La taxonomie européenne: un défi technique, un levier stratégique de la transition

Loi Omnibus, le recul de CSRD, SFDR 2.0, autant de réglementations qui dessinent le paysage de la finance durable et dont le futur semble aujourd’hui incertain. Bien qu’il y ait une volonté de simplification de cette réglementation, la taxonomie européenne reste un cadre structurant offrant aux acteurs l’opportunité d’entamer leur transition.
Publié le
27/2/2025

Retour sur le règlement Taxonomie européen : rappel du calendrier

Comme chaque fin d’année, l’ESMA, l’autorité européenne des marchés financiers, a publié ses priorités pour l’année 2025. Parmi elles, on retrouve l’application de la Taxonomie Européenne dont les exigences de reporting augmentent graduellement au fil des ans. Pour rappel, la Taxonomie est un système de classification qui permet de déterminer si une activité est durable d’un point de vue environnemental (cf décryptage). Le Règlement Taxonomie mis en place depuis 2022 intègre une obligation graduelle de reporting pour les sociétés financières et non financières : 

  • de plus de 500 employés 
  • qui ont un chiffre d’affaires de 40.000.000 euros (et/ou un total du bilan de 20.000.000).

Omnibus 

La proposition de loi Omnibus publiée le 26 février 2025 envisage une modification des seuils des entreprises concernées par le règlement Taxonomie. 

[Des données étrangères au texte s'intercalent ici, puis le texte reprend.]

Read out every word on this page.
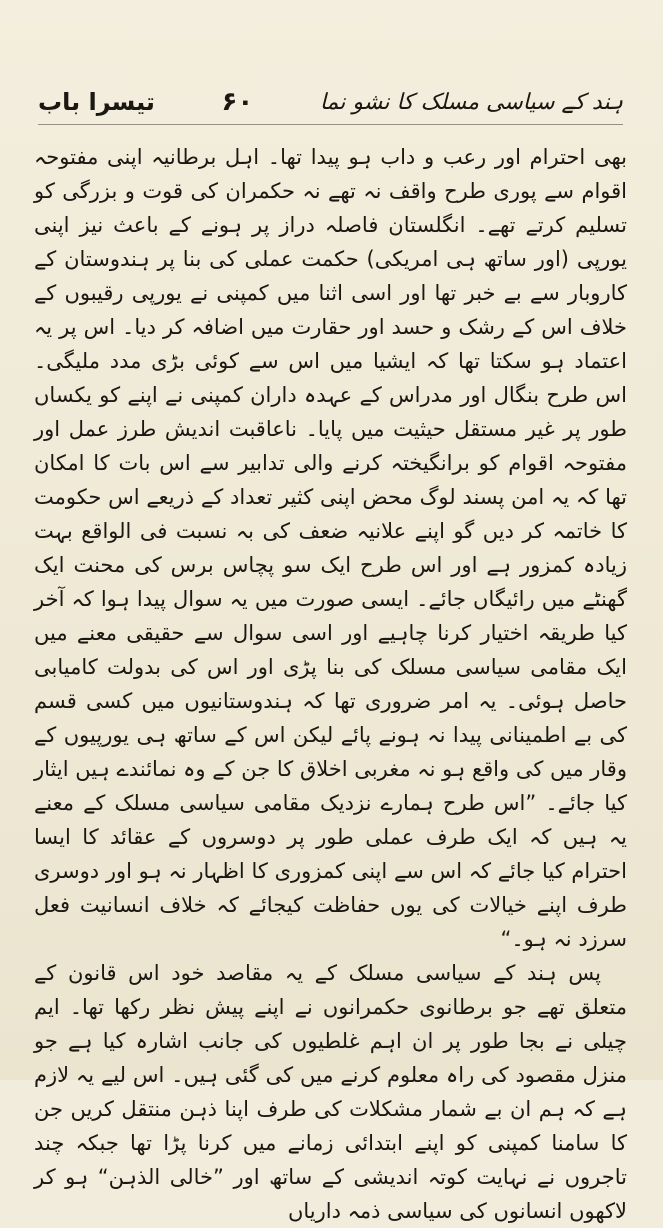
ہند کے سیاسی مسلک کا نشو نما
۶۰
تیسرا باب

بھی احترام اور رعب و داب ہو پیدا تھا۔ اہل برطانیہ اپنی مفتوحہ اقوام سے پوری طرح واقف نہ تھے نہ حکمران کی قوت و بزرگی کو تسلیم کرتے تھے۔ انگلستان فاصلہ دراز پر ہونے کے باعث نیز اپنی یورپی (اور ساتھ ہی امریکی) حکمت عملی کی بنا پر ہندوستان کے کاروبار سے بے خبر تھا اور اسی اثنا میں کمپنی نے یورپی رقیبوں کے خلاف اس کے رشک و حسد اور حقارت میں اضافہ کر دیا۔ اس پر یہ اعتماد ہو سکتا تھا کہ ایشیا میں اس سے کوئی بڑی مدد ملیگی۔ اس طرح بنگال اور مدراس کے عہدہ داران کمپنی نے اپنے کو یکساں طور پر غیر مستقل حیثیت میں پایا۔ ناعاقبت اندیش طرز عمل اور مفتوحہ اقوام کو برانگیختہ کرنے والی تدابیر سے اس بات کا امکان تھا کہ یہ امن پسند لوگ محض اپنی کثیر تعداد کے ذریعے اس حکومت کا خاتمہ کر دیں گو اپنے علانیہ ضعف کی بہ نسبت فی الواقع بہت زیادہ کمزور ہے اور اس طرح ایک سو پچاس برس کی محنت ایک گھنٹے میں رائیگاں جائے۔ ایسی صورت میں یہ سوال پیدا ہوا کہ آخر کیا طریقہ اختیار کرنا چاہیے اور اسی سوال سے حقیقی معنے میں ایک مقامی سیاسی مسلک کی بنا پڑی اور اس کی بدولت کامیابی حاصل ہوئی۔ یہ امر ضروری تھا کہ ہندوستانیوں میں کسی قسم کی بے اطمینانی پیدا نہ ہونے پائے لیکن اس کے ساتھ ہی یورپیوں کے وقار میں کی واقع ہو نہ مغربی اخلاق کا جن کے وہ نمائندے ہیں ایثار کیا جائے۔ ”اس طرح ہمارے نزدیک مقامی سیاسی مسلک کے معنے یہ ہیں کہ ایک طرف عملی طور پر دوسروں کے عقائد کا ایسا احترام کیا جائے کہ اس سے اپنی کمزوری کا اظہار نہ ہو اور دوسری طرف اپنے خیالات کی یوں حفاظت کیجائے کہ خلاف انسانیت فعل سرزد نہ ہو۔“

پس ہند کے سیاسی مسلک کے یہ مقاصد خود اس قانون کے متعلق تھے جو برطانوی حکمرانوں نے اپنے پیش نظر رکھا تھا۔ ایم چیلی نے بجا طور پر ان اہم غلطیوں کی جانب اشارہ کیا ہے جو منزل مقصود کی راہ معلوم کرنے میں کی گئی ہیں۔ اس لیے یہ لازم ہے کہ ہم ان بے شمار مشکلات کی طرف اپنا ذہن منتقل کریں جن کا سامنا کمپنی کو اپنے ابتدائی زمانے میں کرنا پڑا تھا جبکہ چند تاجروں نے نہایت کوتہ اندیشی کے ساتھ اور ”خالی الذہن“ ہو کر لاکھوں انسانوں کی سیاسی ذمہ داریاں
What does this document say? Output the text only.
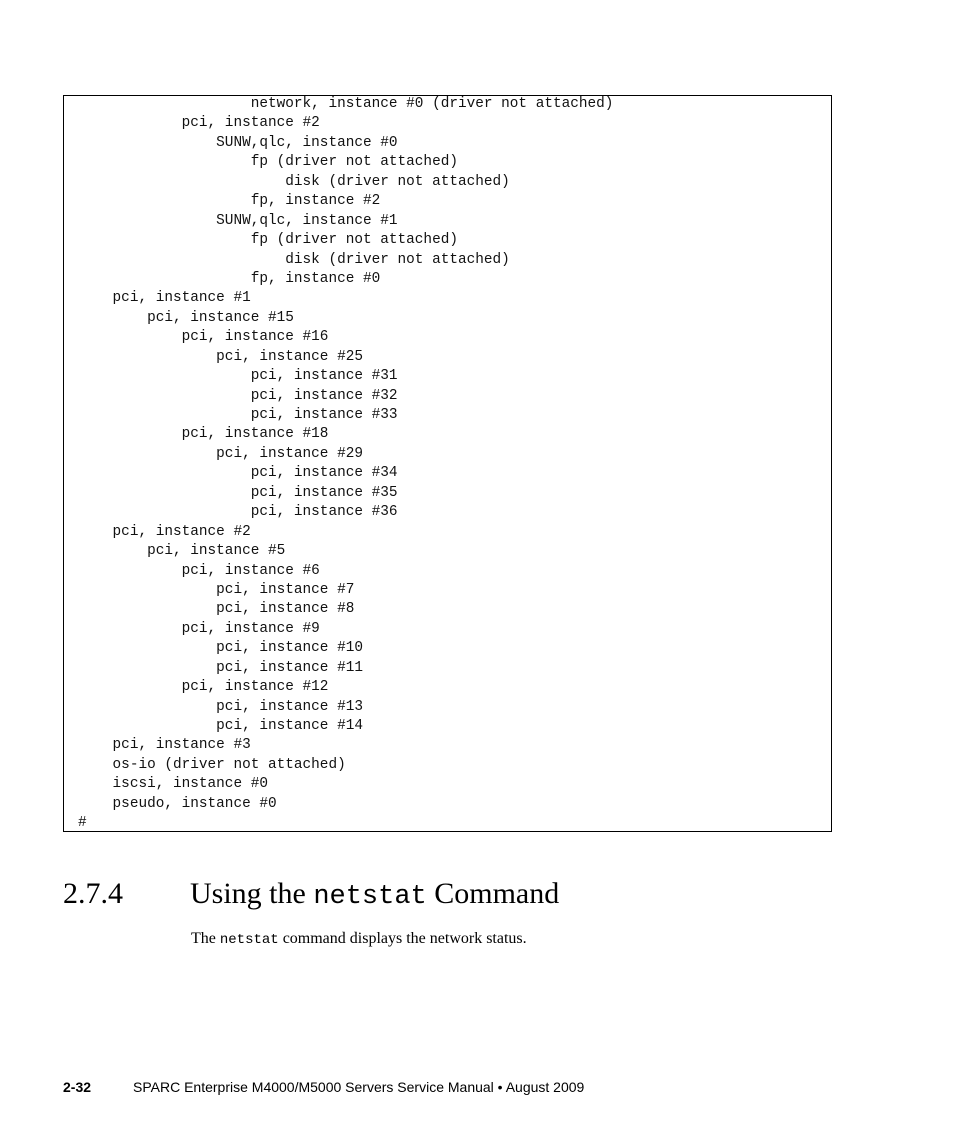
network, instance #0 (driver not attached)
pci, instance #2
SUNW,qlc, instance #0
fp (driver not attached)
disk (driver not attached)
fp, instance #2
SUNW,qlc, instance #1
fp (driver not attached)
disk (driver not attached)
fp, instance #0
pci, instance #1
pci, instance #15
pci, instance #16
pci, instance #25
pci, instance #31
pci, instance #32
pci, instance #33
pci, instance #18
pci, instance #29
pci, instance #34
pci, instance #35
pci, instance #36
pci, instance #2
pci, instance #5
pci, instance #6
pci, instance #7
pci, instance #8
pci, instance #9
pci, instance #10
pci, instance #11
pci, instance #12
pci, instance #13
pci, instance #14
pci, instance #3
os-io (driver not attached)
iscsi, instance #0
pseudo, instance #0
#
2.7.4 Using the netstat Command
The netstat command displays the network status.
2-32	SPARC Enterprise M4000/M5000 Servers Service Manual • August 2009
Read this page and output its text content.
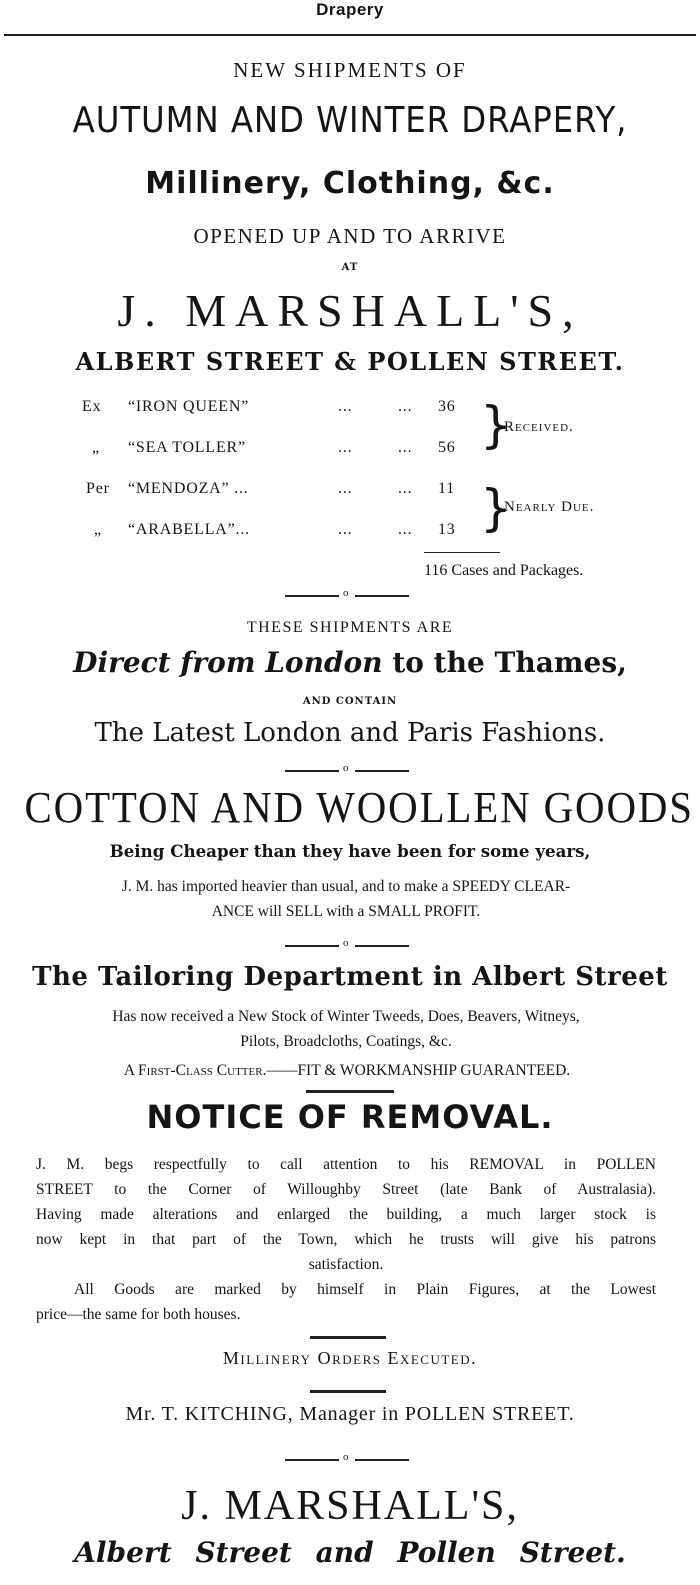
Drapery
NEW SHIPMENTS OF
AUTUMN AND WINTER DRAPERY,
Millinery, Clothing, &c.
OPENED UP AND TO ARRIVE
AT
J. MARSHALL'S,
ALBERT STREET & POLLEN STREET.
Ex	“IRON QUEEN”	...	... 36
„	“SEA TOLLER”	...	... 56
Per	“MENDOZA” ...	...	... 11
„	“ARABELLA”...	...	... 13
}
Received.
}
Nearly Due.
116 Cases and Packages.
o
THESE SHIPMENTS ARE
Direct from London to the Thames,
AND CONTAIN
The Latest London and Paris Fashions.
o
COTTON AND WOOLLEN GOODS
Being Cheaper than they have been for some years,
J. M. has imported heavier than usual, and to make a SPEEDY CLEAR-
ANCE will SELL with a SMALL PROFIT.
o
The Tailoring Department in Albert Street
Has now received a New Stock of Winter Tweeds, Does, Beavers, Witneys,
Pilots, Broadcloths, Coatings, &c.
A First-Class Cutter.——FIT & WORKMANSHIP GUARANTEED.
NOTICE OF REMOVAL.
J. M. begs respectfully to call attention to his REMOVAL in POLLEN
STREET to the Corner of Willoughby Street (late Bank of Australasia).
Having made alterations and enlarged the building, a much larger stock is
now kept in that part of the Town, which he trusts will give his patrons
satisfaction.
All Goods are marked by himself in Plain Figures, at the Lowest
price—the same for both houses.
Millinery Orders Executed.
Mr. T. KITCHING, Manager in POLLEN STREET.
o
J. MARSHALL'S,
Albert Street and Pollen Street.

  • Les entreprises incluses dans le scope de CSDDD, soit de plus de 1000 employés et de plus de 450.000.000 euros de chiffres d’affaires, seront contraintes de réaliser leur reporting.
  • Les entreprises incluses dans le futur scope de CSRD soit celles de plus de 1000 employés, qui ont un chiffre d’affaires de plus de 50.000.000 euros et/ou un total du bilan de plus de 25.000.000 euros, pourront réaliser leur reporting de manière volontaire. Ces dernières devront néanmoins effectuer ce reporting si elles déclarent que leurs activités sont alignées ou partiellement alignées avec la taxonomie européenne.

Ces propositions ayant tout juste été communiquées, nous pouvons nous attendre à des publications prochaines de Q&A afin de clarifier ces seuils. 

Depuis 2024, en plus de reporter sur l’éligibilité et l’alignement de leurs activités sur les 2 objectifs climatiques (atténuation et adaptation), les sociétés financières sont contraintes de réaliser leur reporting d’éligibilité de leurs activités sur l’ensemble des 6 objectifs. À noter que ce reporting repose sur le calcul d’indicateurs clés de performance (ICP) tels que la part du chiffre d'affaires aligné ou la part des dépenses d’investissement ou d’exploitation aligné. 

Des incompréhensions soulevées grâce aux Q&A 

La taxonomie étant un exercice nouveau et complexe, les régulateurs tels que la Commission Européenne ou encore l’ESMA interviennent régulièrement par l’intermédiaire de Q&A et autres recommandations, pour appuyer et orienter les acteurs financiers durant son implémentation. Elles ont notamment récemment publiées deux rapports : 

  • Une FAQ publiée le 29 novembre, donnant des précisions supplémentaires sur par exemple les activités qui peuvent répondre à plusieurs objectifs et la méthode à adopter pour éviter un double comptage, ainsi que l’ajout du gaz et du nucléaire dans les activités éligibles à la taxonomie.  
  • Des recommandations de l’ESMA publiées le 24 octobre dernier, apportant des éclaircissements sur l’usage des templates des reportings des Indicateurs Clés de Performance, l’analyse de tous les objectifs de la taxonomie ainsi que sur la publication des informations qualitatives relatives à l’évaluation de la conformité aux critères techniques de sélection pour les entreprises non financières. 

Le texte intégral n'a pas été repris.